Panel urged to choose well on health plan

2 tell legislators Medicaid changes a benefit in end

Although Medicaid expansion and a payment overhaul will be “disruptive” to the way medical care works in Arkansas, the changes will benefit the state’s poor, its hospitals and its rural areas, the state surgeon general and the chief of the state’s medical school told lawmakers Tuesday.

Dr. Joe Thompson, the surgeon general, said the federal Patient Protection and Affordable Care Act has fundamentally shaken up health care, but that’s “notgood, not bad. Just disruptive.”

The key for the state is to embrace the good parts of the act and avoid its pitfalls, he told members of the House Public Health, Welfare and Labor Committee.

Legislators are weighing whether they want to expand the program for the state’s poor, elderly, disabled, low-income children and pregnant women by nearly 25 percent. About 780,000 Arkansans now receive Medicaid.

Under the expansion al-lowed by the Affordable Care Act, the federal government would pick up the entire tab until 2017. By 2020, the state would be responsible for 10 percent of the costs.

University of Arkansas for Medical Sciences Chancellor Dan Rahn said growth in uncompensated care - mostly for the uninsured - has strained the finances at the teaching and research hospital. Meanwhile, state dollars for the system have remained flat.

UAMS’ total bill for uncompensated care climbed to $203 million last year from $175 million the previous year, he said. “We’re really up against it. We’re operating at break-even right now,” Rahn said.

Expansion of the $5 billion Medicaid program by up to 250,000 people would have a “positive impact” on UAMS’ budget, dropping its costs of treating uninsured patients from $66 million to $38 million in 2014, Rahn said.

Public Health, Welfare and Labor Committee Chairman John Burris, a Harrison Republican, asked Thompson and Rahn why more attention hasn’t been paid to the private-market insurance component of the new health-care law.

The focus on Medicaid expansion has obscured the extra money to the state coming from slightly more affluent uninsured people buying health coverage, Burris said. Part of the health-care law mandates that people buy coverage, he said.

“It takes a week to snapout a study on Medicaid and how much money it’s going to save on expansion, but when I ask about the new number of private insured and what that means for hospitals, it’s always too hard to quantify,” Burris said.

Rahn and Thompson said they would work to provide better estimates on the private-market expansion under the law.

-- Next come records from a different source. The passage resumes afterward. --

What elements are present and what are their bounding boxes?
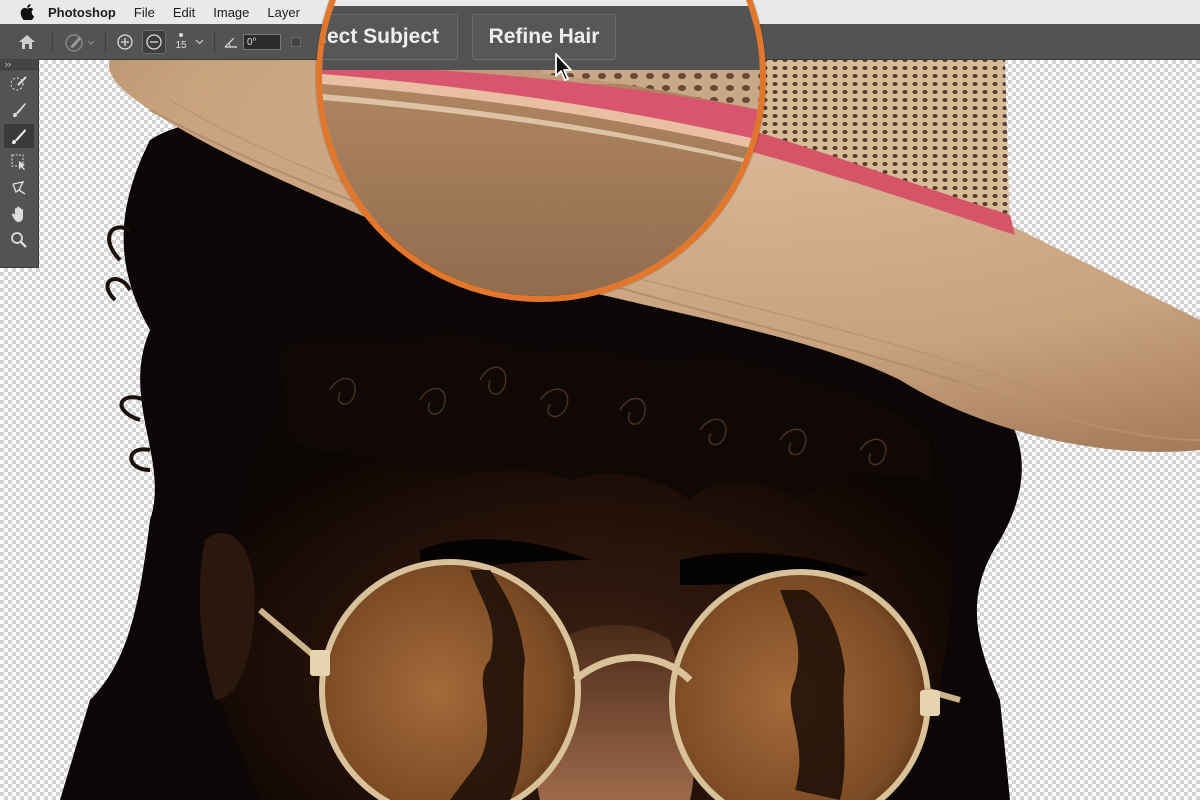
select-subject-button[interactable]: lect Subject [322, 14, 458, 60]
cursor-arrow-icon [555, 53, 572, 81]
options-separator [214, 30, 215, 53]
hand-icon[interactable] [4, 202, 34, 226]
magnifier-callout: lect Subject Refine Hair [316, 0, 766, 302]
zoom-icon[interactable] [4, 228, 34, 252]
refine-edge-brush-icon[interactable] [4, 98, 34, 122]
quick-selection-icon[interactable] [4, 72, 34, 96]
object-selection-icon[interactable] [4, 150, 34, 174]
menu-layer[interactable]: Layer [267, 5, 300, 20]
angle-field[interactable]: 0° [243, 33, 281, 50]
brush-icon[interactable] [4, 124, 34, 148]
options-separator [52, 30, 53, 53]
subtract-from-selection-icon[interactable] [142, 29, 166, 54]
chevron-down-icon[interactable] [192, 29, 206, 55]
collapse-panel-icon[interactable]: ›› [0, 59, 38, 70]
sample-all-layers-checkbox[interactable] [291, 36, 301, 47]
angle-icon [223, 29, 239, 55]
tools-panel: ›› [0, 59, 39, 268]
add-to-selection-icon[interactable] [114, 31, 136, 53]
brush-size-value: 15 [175, 39, 187, 51]
refine-hair-button[interactable]: Refine Hair [472, 14, 616, 60]
options-separator [105, 30, 106, 53]
brush-preset-icon[interactable] [61, 29, 97, 55]
lasso-icon[interactable] [4, 176, 34, 200]
menu-edit[interactable]: Edit [173, 5, 195, 20]
menu-image[interactable]: Image [213, 5, 249, 20]
home-icon[interactable] [10, 29, 44, 55]
menu-photoshop[interactable]: Photoshop [48, 5, 116, 20]
brush-size-picker[interactable]: 15 [170, 32, 192, 51]
apple-icon[interactable] [20, 4, 34, 20]
magnified-hat-image [322, 70, 760, 296]
brush-dot-icon [179, 32, 183, 37]
menu-file[interactable]: File [134, 5, 155, 20]
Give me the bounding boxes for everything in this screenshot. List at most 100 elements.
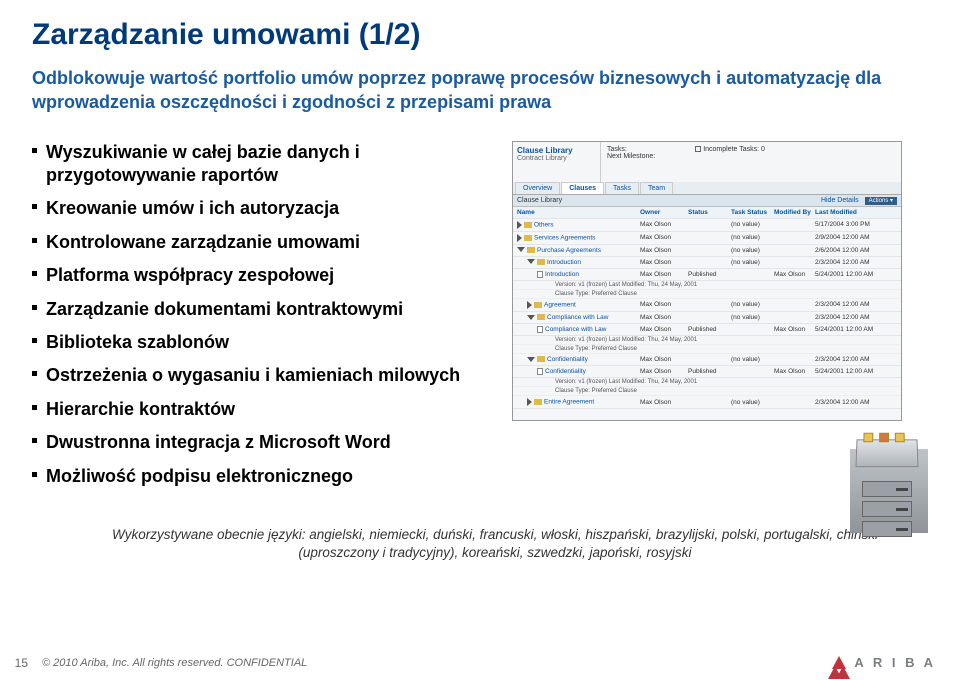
cell-owner: Max Olson — [640, 234, 685, 241]
incomplete-checkbox-icon — [695, 146, 701, 152]
folder-icon — [537, 259, 545, 265]
row-name: Agreement — [517, 301, 637, 309]
cell-moddate: 2/3/2004 12:00 AM — [815, 399, 885, 406]
folder-icon — [527, 247, 535, 253]
tab-team[interactable]: Team — [640, 182, 673, 194]
expand-icon[interactable] — [517, 221, 522, 229]
library-title: Clause Library — [517, 146, 596, 155]
milestone-label: Next Milestone: — [607, 153, 655, 160]
row-name: Compliance with Law — [517, 314, 637, 321]
col-status: Status — [688, 209, 728, 216]
cell-moddate: 2/6/2004 12:00 AM — [815, 247, 885, 254]
table-row[interactable]: AgreementMax Olson(no value)2/3/2004 12:… — [513, 299, 901, 312]
cell-task: (no value) — [731, 356, 771, 363]
copyright: © 2010 Ariba, Inc. All rights reserved. … — [42, 657, 307, 669]
expand-icon[interactable] — [527, 259, 535, 264]
folder-icon — [524, 222, 532, 228]
folder-icon — [534, 302, 542, 308]
cell-task: (no value) — [731, 234, 771, 241]
doc-icon — [537, 271, 543, 278]
table-row[interactable]: IntroductionMax Olson(no value)2/3/2004 … — [513, 257, 901, 269]
tab-overview[interactable]: Overview — [515, 182, 560, 194]
cell-status: Published — [688, 271, 728, 278]
doc-icon — [537, 368, 543, 375]
actions-button[interactable]: Actions ▾ — [865, 197, 897, 205]
bullet-item: Kontrolowane zarządzanie umowami — [32, 231, 502, 264]
folder-icon — [537, 356, 545, 362]
bullet-item: Możliwość podpisu elektronicznego — [32, 465, 502, 498]
languages-note: Wykorzystywane obecnie języki: angielski… — [32, 498, 928, 562]
row-name: Confidentiality — [517, 368, 637, 375]
cell-status: Published — [688, 368, 728, 375]
cell-moddate: 2/9/2004 12:00 AM — [815, 234, 885, 241]
cell-task: (no value) — [731, 221, 771, 228]
cell-moddate: 5/24/2001 12:00 AM — [815, 326, 885, 333]
cell-moddate: 5/17/2004 3:00 PM — [815, 221, 885, 228]
cell-task: (no value) — [731, 301, 771, 308]
bullet-item: Wyszukiwanie w całej bazie danych i przy… — [32, 141, 502, 198]
table-row[interactable]: Purchase AgreementsMax Olson(no value)2/… — [513, 245, 901, 257]
bullet-item: Kreowanie umów i ich autoryzacja — [32, 197, 502, 230]
expand-icon[interactable] — [527, 301, 532, 309]
row-subline: Version: v1 (frozen) Last Modified: Thu,… — [513, 281, 901, 290]
table-row[interactable]: Entire AgreementMax Olson (no value) 2/3/2… — [513, 396, 901, 409]
bullet-item: Dwustronna integracja z Microsoft Word — [32, 431, 502, 464]
logo-triangle-icon — [832, 656, 846, 669]
section-label: Clause Library — [517, 197, 562, 204]
row-subline: Clause Type: Preferred Clause — [513, 387, 901, 396]
slide-title: Zarządzanie umowami (1/2) — [32, 18, 928, 52]
cell-modby: Max Olson — [774, 271, 812, 278]
row-name: Services Agreements — [517, 234, 637, 242]
cell-status: Published — [688, 326, 728, 333]
bullet-item: Ostrzeżenia o wygasaniu i kamieniach mil… — [32, 364, 502, 397]
cell-owner: Max Olson — [640, 259, 685, 266]
row-subline: Version: v1 (frozen) Last Modified: Thu,… — [513, 378, 901, 387]
expand-icon[interactable] — [517, 247, 525, 252]
row-subline: Version: v1 (frozen) Last Modified: Thu,… — [513, 336, 901, 345]
cell-owner: Max Olson — [640, 271, 685, 278]
cell-owner: Max Olson — [640, 356, 685, 363]
tasks-label: Tasks: — [607, 146, 627, 153]
expand-icon[interactable] — [527, 315, 535, 320]
logo-text: A R I B A — [854, 655, 936, 670]
cell-owner: Max Olson — [640, 368, 685, 375]
hide-details-link[interactable]: Hide Details — [821, 197, 859, 204]
cell-modby: Max Olson — [774, 326, 812, 333]
row-name: Compliance with Law — [517, 326, 637, 333]
slide-subtitle: Odblokowuje wartość portfolio umów poprz… — [32, 66, 892, 115]
table-row[interactable]: OthersMax Olson(no value)5/17/2004 3:00 … — [513, 219, 901, 232]
bullet-list: Wyszukiwanie w całej bazie danych i przy… — [32, 141, 502, 498]
app-screenshot: Clause Library Contract Library Tasks: N… — [512, 141, 902, 421]
table-row[interactable]: IntroductionMax OlsonPublishedMax Olson5… — [513, 269, 901, 281]
library-subtitle: Contract Library — [517, 155, 596, 162]
bullet-item: Platforma współpracy zespołowej — [32, 264, 502, 297]
folder-icon — [524, 235, 532, 241]
cell-task: (no value) — [731, 399, 771, 406]
col-name: Name — [517, 209, 637, 216]
cell-moddate: 2/3/2004 12:00 AM — [815, 259, 885, 266]
col-owner: Owner — [640, 209, 685, 216]
row-name: Purchase Agreements — [517, 247, 637, 254]
tab-tasks[interactable]: Tasks — [605, 182, 639, 194]
table-row[interactable]: Compliance with LawMax OlsonPublishedMax… — [513, 324, 901, 336]
page-number: 15 — [6, 656, 28, 670]
tab-clauses[interactable]: Clauses — [561, 182, 604, 194]
expand-icon[interactable] — [517, 234, 522, 242]
cell-moddate: 2/3/2004 12:00 AM — [815, 301, 885, 308]
cell-moddate: 2/3/2004 12:00 AM — [815, 314, 885, 321]
table-row[interactable]: Compliance with LawMax Olson (no value) 2/… — [513, 312, 901, 324]
cell-owner: Max Olson — [640, 314, 685, 321]
table-row[interactable]: ConfidentialityMax Olson(no value)2/3/20… — [513, 354, 901, 366]
row-name: Entire Agreement — [517, 398, 637, 406]
cell-owner: Max Olson — [640, 399, 685, 406]
expand-icon[interactable] — [527, 398, 532, 406]
table-row[interactable]: ConfidentialityMax OlsonPublishedMax Ols… — [513, 366, 901, 378]
cell-task: (no value) — [731, 314, 771, 321]
ariba-logo: A R I B A — [832, 655, 936, 670]
table-header-row: Name Owner Status Task Status Modified B… — [513, 207, 901, 219]
table-row[interactable]: Services AgreementsMax Olson (no value) 2/… — [513, 232, 901, 245]
incomplete-tasks: Incomplete Tasks: 0 — [703, 146, 765, 153]
folder-icon — [537, 314, 545, 320]
cell-moddate: 5/24/2001 12:00 AM — [815, 271, 885, 278]
expand-icon[interactable] — [527, 357, 535, 362]
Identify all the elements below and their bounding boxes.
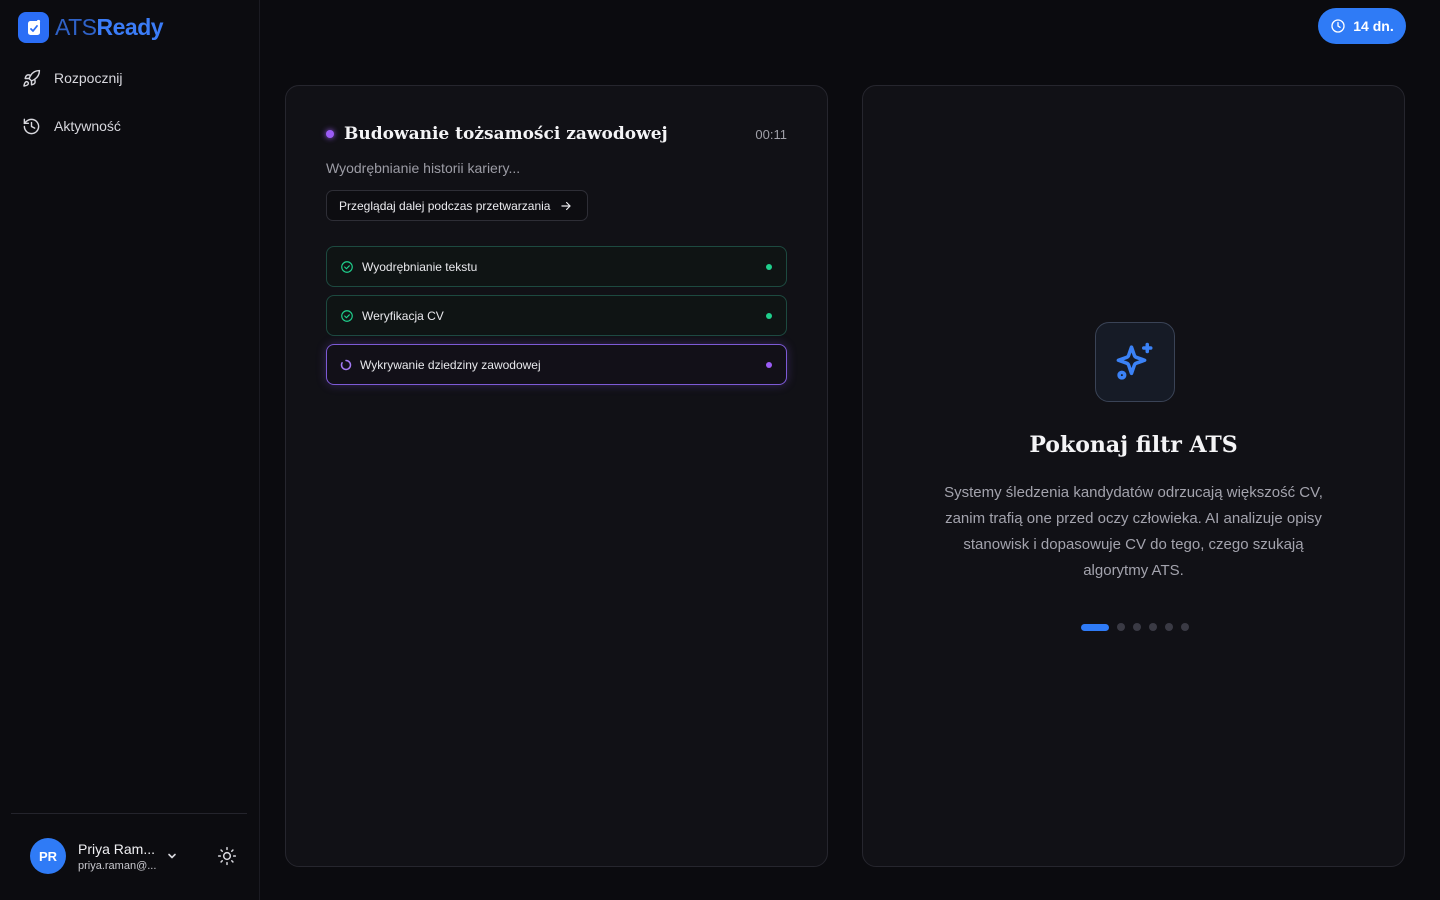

Private insurers pay higher reimbursement rates than Medicaid or Medicare, Thompson said, but the law has equalized Medicaid and Medicare payments.

Thompson told Burris that a Rand Corp. study showing a net gain of $550 million to the state under expansion - along with saving 2,300 lives and creating 6,200 jobs - took months, not weeks, to complete.

And most of the benefits of expansion will help rural Arkansas, which has higher rates of uninsured people, he said.

Medicaid expansion, the in-state payment overhaul for Medicaid and private insurers and the health exchanges are interrelated and difficult to understand, Thompson said.

“All of these are a complex set of moving parts. Your decisions will have ripple effects. There will be no simple decision that you make that doesn’t have a cascade of effects across the health-care system,” Thompson said.